There is a market for spec work. This is the big elephant in the room that seems not being considered in any discussion around spec work. There’s market, and nobody can’t do much about it. That market is composed by a whole set of people with different needs:

  • No understanding of what design is and its benefits
  • No budget, which often goes hand in hand with the point above
  • Their need is small so it’s enough what they can get

This group of people and companies is often what makes the worst clients as well. It’s the group that makes up the bulk of the horror stories we all know. Sure, there are exceptions, but overall these are clients no designer wants.

We can also say that we should educate them, make them perceive the value, engage them. This is all good, I try to do this as much as possible, and we should be doing more of this. But the underlying statement stays: there’s a multitude of people out there and it’s unlikely we’ll make all of them understand the value, and even if that would be possible, in some cases something quick and cheap is exactly the right thing.

In short, this market is outlined by two things: cheap price and low quality.

This is a reality that can’t be ignored.

 

Cheap Price, Low Quality? Spec Work!

Once we acknowledge that, we now see that this is a market where spec work, as bad as it is, thrives.

Work done for free, in hopes of getting paid for it
Source: AIGA position on spec work

Platforms like 99designs (2008) or Crowdspring (2007), just to mention the two biggest ones, thrive too. They have covered that market by reaching people that are willing to do that for cheap (or nothing at all). Similar platforms are also appearing to offer the same in other fields, for example Cocontest (2012) for architecture.

These platforms hide themselves behind two words trying to not being blamed under the “spec work” issue.

  • Spec work can hide behind the label of “competition”, which makes the boundaries even harder to find. When spec work doesn’t lead to hiring but just a monetary prize, it’s can be seen as similar to a competition. The difference in general terms is that you would participate to a competition even if there was no monetary prize (some competitions even have a fee to join) while you wouldn’t do the same for spec work. At the same time, competitions usually don’t provide a complete end product, or if there is, it’s something that can’t be used “as is” or taken away from the creator (either in terms of license or practicality).
  • Spec work can hide behind the label of “crowdsourcing”, which is already a difficult term, since sometimes is just used to hide realities of unskilled labor. Good crowdsourcing instead is usually more close to volunteering— so very far from a monetary prize.

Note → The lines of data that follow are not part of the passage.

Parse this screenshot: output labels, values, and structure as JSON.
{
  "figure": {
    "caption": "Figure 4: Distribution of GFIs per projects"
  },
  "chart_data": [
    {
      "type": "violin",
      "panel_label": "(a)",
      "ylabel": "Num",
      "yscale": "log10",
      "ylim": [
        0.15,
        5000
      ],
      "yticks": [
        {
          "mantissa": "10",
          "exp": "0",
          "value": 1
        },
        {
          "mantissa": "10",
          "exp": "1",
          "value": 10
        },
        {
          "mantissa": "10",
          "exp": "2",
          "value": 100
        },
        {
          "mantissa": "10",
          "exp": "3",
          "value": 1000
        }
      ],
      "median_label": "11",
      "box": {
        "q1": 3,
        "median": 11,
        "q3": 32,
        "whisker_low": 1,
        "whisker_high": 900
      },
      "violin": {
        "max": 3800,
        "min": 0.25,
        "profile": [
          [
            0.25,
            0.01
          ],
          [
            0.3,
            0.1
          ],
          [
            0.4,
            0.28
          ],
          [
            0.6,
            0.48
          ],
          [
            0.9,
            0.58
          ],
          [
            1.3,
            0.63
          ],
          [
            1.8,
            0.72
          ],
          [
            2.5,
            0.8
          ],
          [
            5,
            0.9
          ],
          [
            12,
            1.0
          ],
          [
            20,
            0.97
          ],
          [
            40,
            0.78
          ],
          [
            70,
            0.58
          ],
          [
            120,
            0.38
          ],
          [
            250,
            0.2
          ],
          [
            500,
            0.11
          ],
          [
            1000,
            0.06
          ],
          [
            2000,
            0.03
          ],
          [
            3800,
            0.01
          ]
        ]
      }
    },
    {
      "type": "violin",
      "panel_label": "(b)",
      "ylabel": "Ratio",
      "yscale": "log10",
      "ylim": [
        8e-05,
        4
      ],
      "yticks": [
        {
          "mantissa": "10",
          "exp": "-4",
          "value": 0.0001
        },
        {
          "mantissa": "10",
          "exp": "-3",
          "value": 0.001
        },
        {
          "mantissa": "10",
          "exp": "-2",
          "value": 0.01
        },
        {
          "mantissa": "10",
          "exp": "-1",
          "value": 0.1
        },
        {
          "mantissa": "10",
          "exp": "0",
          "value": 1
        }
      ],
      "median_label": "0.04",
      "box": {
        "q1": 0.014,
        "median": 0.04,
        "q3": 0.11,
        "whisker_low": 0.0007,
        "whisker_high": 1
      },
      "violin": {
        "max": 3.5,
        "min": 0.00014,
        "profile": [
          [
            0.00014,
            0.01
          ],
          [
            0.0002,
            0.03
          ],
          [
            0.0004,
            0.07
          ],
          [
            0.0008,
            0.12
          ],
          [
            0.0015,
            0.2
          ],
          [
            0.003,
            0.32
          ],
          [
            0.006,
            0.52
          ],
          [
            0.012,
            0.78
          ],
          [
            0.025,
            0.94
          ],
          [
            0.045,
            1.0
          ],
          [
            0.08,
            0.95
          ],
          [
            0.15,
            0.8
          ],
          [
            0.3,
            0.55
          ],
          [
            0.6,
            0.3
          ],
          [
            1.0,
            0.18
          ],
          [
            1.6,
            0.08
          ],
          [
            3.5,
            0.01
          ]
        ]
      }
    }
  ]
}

The thing is that these platforms present themselves as innovative, as marketplaces, as new ways of doing business, as efficient. “Great business starts with a great logo”, “Dozens of talented participants” , “The best way to design” they all claim, in one form of another (these are sentences taken directly from the sites).

In short, they lie.

To be clear: there’s no problem in working in the cheap price and low quality market. The problem is that they do that by promising to both ends (clients and designer) something that isn’t true, if not by pure luck.

 

Is it the only way?

Of course, these platforms aren’t the only possible approach. They use a push approach: they ask for people to work for them for free, and then they pick the preferred one. To create enough traction for that push approach to work, they have to lie. It’s inherent in the model.

However, that market could be addressed without lying by using a pull approachFiverrr is a great example of this. Every professional there offers a base service for five dollars. You can get anything from a website to a logo to a jingle to a voiceover and so on. The offer is crisp clear, the price is crisp clear. And then you can buy more, but everything starts from five dollars.

Fiverr: an example

This is the big difference between the two approaches: by using the push approach companies are under pressure to lie in order to promise higher quality than what they can deliver and low prices, and on top of that they make people work for free. The workload is shifted to the people looking for a job, the ones usually in the weaker position.

The pull approach instead is a normal marketplace where people offer services and others buy it. Crystal clear. No spec work. The same market is addressed. And while you can lie in your presentation, it’s already clear what kind of result you’re going to get, to an extent. Individuals can lie, sure, but the platform as a whole now has an interest in avoiding that, instead of the other way around.


One may ask: why do both approaches exist, if one is clearly better? The reason is simple: both approaches are normally practiced by people, every day. And this again, is something that can’t really be solved. People will keep asking others to work for cheap, and don’t get the value of quality.

Fighting them directly is pointless. The market is there.

With this I don’t mean to admit defeat: I mean to not get angry at them or ask for regulation. The best way to approach the problem is to show people the value of our work, help young designer to avoid the trap, differentiate spec-work from good work, and even build alternative systems like Fiverrr.

In other words: pushing for better solution instead of pushing back the bad ones.